PHBs, stay away. This is as complicated as the Type C work permit gamble, Type B vs. immigration legal loophole or the intrinsics of the payslip calculation.
Here is the idea of service vouchers in a 100 words. A few years ago, you could find someone to clean your house or iron your shirts by a word-of-mouth. After the job was done, you paid them in cash 8 € per hour and you were done. Nowadays, you first buy service vouchers from a multinational, state-assigned monopoly at the price of 6.70 €. You then call a service provider which is a company licensed by the state to accept service vouchers for house holding services. They make you sign a contract and they send their employee to you. Every visit, you give the cleaner as many service vouchers as the hours worked. The cleaner returns the service vouchers to his employer and the employer claims from the state 20 € per voucher. You, as a customer are not done yet as well, you can subtract the amount you paid for service vouchers in your personal yearly tax form, which decreases the real price of service vouchers down to 4,69 €.
At first sight, there's a clear gain from the customer's point of view. The service gets cheaper. However, the customer loses time in paperwork and is somewhat bound by the contract from now on. There's also an intuitive expectation of decreased service quality, as the service becomes less personal.
On the other hand, the state clearly loses 13,30 € per working hour, and some more money in personal taxes, which makes the service vouchers program look slightly unrealistic. Where's the catch?
Officially, the idea of service vouchers was defended on the following grounds:
- Black market workers that had no right to health insurance and social services become permanent employees of service companies. This will let them benefit from all social support a worker gets, including the right to receive unemployment money in case they are fired.
- Customers now deal with companies instead of individuals, which makes the dispute resolution easier, and the service - more reliable.
- As for the fact that the state artificially supports an unrealistic business model by paying 13,00 € per working hour to private companies, the explanation was that all this money returns to the state in the form of various taxes that the employer and the worker are subject to.
Unofficial but more realistic reasons are less pleasant to hear.
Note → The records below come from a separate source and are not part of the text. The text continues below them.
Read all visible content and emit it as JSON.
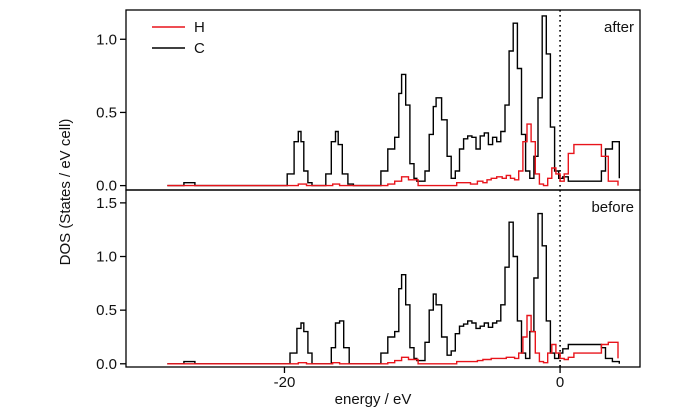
{
  "colors": {
    "H": "#e8141b",
    "C": "#000000",
    "axis": "#000000"
  },
  "chart_data": {
    "type": "line",
    "xlabel": "energy / eV",
    "ylabel": "DOS (States / eV cell)",
    "xlim": [
      -31.5,
      5.8
    ],
    "x_ticks": [
      -20,
      0
    ],
    "x_tick_labels": [
      "-20",
      "0"
    ],
    "fermi_level": 0,
    "grid": false,
    "legend": {
      "placement": "top-left",
      "entries": [
        "H",
        "C"
      ]
    },
    "panels": [
      {
        "id": "after",
        "label": "after",
        "ylim": [
          -0.03,
          1.2
        ],
        "y_ticks": [
          0.0,
          0.5,
          1.0
        ],
        "y_tick_labels": [
          "0.0",
          "0.5",
          "1.0"
        ],
        "series": [
          {
            "name": "C",
            "color": "#000000",
            "x": [
              -28.5,
              -27.3,
              -26.9,
              -26.5,
              -20.3,
              -19.8,
              -19.3,
              -19.0,
              -18.8,
              -18.6,
              -18.3,
              -18.0,
              -17.5,
              -17.0,
              -16.6,
              -16.3,
              -16.1,
              -15.8,
              -15.4,
              -15.0,
              -13.3,
              -13.0,
              -12.5,
              -12.0,
              -11.7,
              -11.5,
              -11.2,
              -10.9,
              -10.6,
              -10.4,
              -10.2,
              -10.0,
              -9.8,
              -9.5,
              -9.2,
              -9.0,
              -8.6,
              -8.2,
              -7.9,
              -7.6,
              -7.3,
              -7.0,
              -6.7,
              -6.4,
              -6.1,
              -5.8,
              -5.5,
              -5.2,
              -4.9,
              -4.6,
              -4.3,
              -4.0,
              -3.7,
              -3.4,
              -3.1,
              -2.8,
              -2.5,
              -2.2,
              -1.9,
              -1.6,
              -1.3,
              -1.0,
              -0.7,
              -0.4,
              -0.1,
              0.2,
              0.6,
              1.0,
              3.0,
              3.3,
              3.8,
              4.3
            ],
            "y": [
              0.0,
              0.02,
              0.02,
              0.0,
              0.0,
              0.08,
              0.3,
              0.37,
              0.3,
              0.1,
              0.02,
              0.0,
              0.0,
              0.08,
              0.3,
              0.37,
              0.28,
              0.08,
              0.01,
              0.0,
              0.0,
              0.1,
              0.25,
              0.33,
              0.63,
              0.76,
              0.55,
              0.15,
              0.05,
              0.03,
              0.03,
              0.03,
              0.1,
              0.35,
              0.54,
              0.6,
              0.45,
              0.2,
              0.05,
              0.1,
              0.25,
              0.32,
              0.34,
              0.33,
              0.25,
              0.34,
              0.36,
              0.28,
              0.33,
              0.3,
              0.37,
              0.55,
              0.92,
              1.11,
              0.8,
              0.35,
              0.1,
              0.05,
              0.2,
              0.6,
              1.16,
              0.9,
              0.4,
              0.1,
              0.05,
              0.06,
              0.03,
              0.03,
              0.1,
              0.25,
              0.3,
              0.05
            ]
          },
          {
            "name": "H",
            "color": "#e8141b",
            "x": [
              -28.5,
              -20.3,
              -19.5,
              -19.0,
              -18.4,
              -17.7,
              -17.0,
              -16.5,
              -16.0,
              -15.4,
              -13.2,
              -12.5,
              -12.0,
              -11.5,
              -11.0,
              -10.3,
              -9.5,
              -8.8,
              -8.0,
              -7.5,
              -7.0,
              -6.5,
              -6.0,
              -5.6,
              -5.3,
              -5.0,
              -4.6,
              -4.2,
              -3.9,
              -3.6,
              -3.3,
              -3.0,
              -2.7,
              -2.4,
              -2.1,
              -1.8,
              -1.5,
              -1.2,
              -0.9,
              -0.6,
              -0.3,
              0.0,
              0.3,
              0.6,
              1.0,
              3.0,
              3.5,
              4.2
            ],
            "y": [
              0.0,
              0.0,
              0.0,
              0.01,
              0.0,
              0.0,
              0.0,
              0.01,
              0.0,
              0.0,
              0.0,
              0.01,
              0.03,
              0.06,
              0.04,
              0.0,
              0.0,
              0.0,
              0.0,
              0.02,
              0.02,
              0.01,
              0.03,
              0.02,
              0.04,
              0.05,
              0.06,
              0.05,
              0.07,
              0.05,
              0.04,
              0.1,
              0.3,
              0.42,
              0.3,
              0.08,
              0.01,
              0.0,
              0.05,
              0.12,
              0.08,
              0.03,
              0.08,
              0.22,
              0.28,
              0.2,
              0.03,
              0.0
            ]
          }
        ]
      },
      {
        "id": "before",
        "label": "before",
        "ylim": [
          -0.03,
          1.62
        ],
        "y_ticks": [
          0.0,
          0.5,
          1.0,
          1.5
        ],
        "y_tick_labels": [
          "0.0",
          "0.5",
          "1.0",
          "1.5"
        ],
        "series": [
          {
            "name": "C",
            "color": "#000000",
            "x": [
              -28.5,
              -27.3,
              -26.9,
              -26.5,
              -20.0,
              -19.6,
              -19.1,
              -18.8,
              -18.6,
              -18.3,
              -18.0,
              -17.0,
              -16.6,
              -16.3,
              -16.0,
              -15.7,
              -15.3,
              -13.3,
              -13.0,
              -12.5,
              -12.0,
              -11.7,
              -11.5,
              -11.2,
              -10.9,
              -10.6,
              -10.4,
              -10.2,
              -10.0,
              -9.8,
              -9.5,
              -9.2,
              -9.0,
              -8.6,
              -8.2,
              -7.9,
              -7.6,
              -7.3,
              -7.0,
              -6.7,
              -6.4,
              -6.1,
              -5.8,
              -5.5,
              -5.2,
              -4.9,
              -4.6,
              -4.3,
              -4.0,
              -3.7,
              -3.4,
              -3.1,
              -2.8,
              -2.5,
              -2.2,
              -1.9,
              -1.6,
              -1.3,
              -1.0,
              -0.7,
              -0.4,
              -0.1,
              0.2,
              0.6,
              1.0,
              3.0,
              3.3,
              3.8,
              4.3
            ],
            "y": [
              0.0,
              0.02,
              0.02,
              0.0,
              0.0,
              0.1,
              0.33,
              0.38,
              0.3,
              0.1,
              0.0,
              0.0,
              0.15,
              0.38,
              0.4,
              0.15,
              0.0,
              0.0,
              0.1,
              0.25,
              0.3,
              0.7,
              0.83,
              0.55,
              0.15,
              0.05,
              0.03,
              0.03,
              0.03,
              0.2,
              0.5,
              0.65,
              0.55,
              0.25,
              0.08,
              0.12,
              0.28,
              0.35,
              0.37,
              0.4,
              0.38,
              0.33,
              0.35,
              0.38,
              0.34,
              0.38,
              0.4,
              0.55,
              0.9,
              1.32,
              1.0,
              0.4,
              0.1,
              0.05,
              0.3,
              0.8,
              1.4,
              1.1,
              0.4,
              0.1,
              0.05,
              0.1,
              0.14,
              0.18,
              0.18,
              0.15,
              0.05,
              0.02,
              0.0
            ]
          },
          {
            "name": "H",
            "color": "#e8141b",
            "x": [
              -28.5,
              -20.3,
              -19.5,
              -19.0,
              -18.4,
              -17.7,
              -17.0,
              -16.5,
              -16.0,
              -15.4,
              -13.2,
              -12.5,
              -12.0,
              -11.5,
              -11.0,
              -10.3,
              -9.5,
              -8.8,
              -8.0,
              -7.5,
              -7.0,
              -6.5,
              -6.0,
              -5.6,
              -5.3,
              -5.0,
              -4.6,
              -4.2,
              -3.9,
              -3.6,
              -3.3,
              -3.0,
              -2.7,
              -2.4,
              -2.1,
              -1.8,
              -1.5,
              -1.2,
              -0.9,
              -0.6,
              -0.3,
              0.0,
              0.3,
              0.6,
              1.0,
              3.0,
              3.5,
              4.2
            ],
            "y": [
              0.0,
              0.0,
              0.0,
              0.01,
              0.0,
              0.0,
              0.0,
              0.01,
              0.0,
              0.0,
              0.0,
              0.01,
              0.03,
              0.06,
              0.04,
              0.0,
              0.0,
              0.0,
              0.0,
              0.02,
              0.02,
              0.02,
              0.03,
              0.04,
              0.04,
              0.05,
              0.05,
              0.05,
              0.06,
              0.06,
              0.05,
              0.1,
              0.25,
              0.45,
              0.3,
              0.1,
              0.02,
              0.01,
              0.1,
              0.18,
              0.1,
              0.05,
              0.04,
              0.06,
              0.1,
              0.18,
              0.2,
              0.05
            ]
          }
        ]
      }
    ]
  }
}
- Service vouchers plan is an instrument that was going to allow Guy Verhofstadt and his government to attain the goal of 200,000 increase in work places that they set back in 2003. The idea is simple. Make illegal workers work legally and count them as new work places.
- The state takes control over what was a black market by dumping prices. This allows it to squeeze off tens if not hundreds of thousands of illegal immigrants that did this job for a living. Combined with other measures, this enables the state to better control everyone who lives on its territory.
- Service vouchers plan lets the government bind extra money it had without having to spend it on a more adventurous task like a state reform.
- The creation of a new business model subject to licensing would also benefit many politicians and their pet businesses could use their privileged position to milk the state cash cow at will, by jumping early into the artificially created business niche.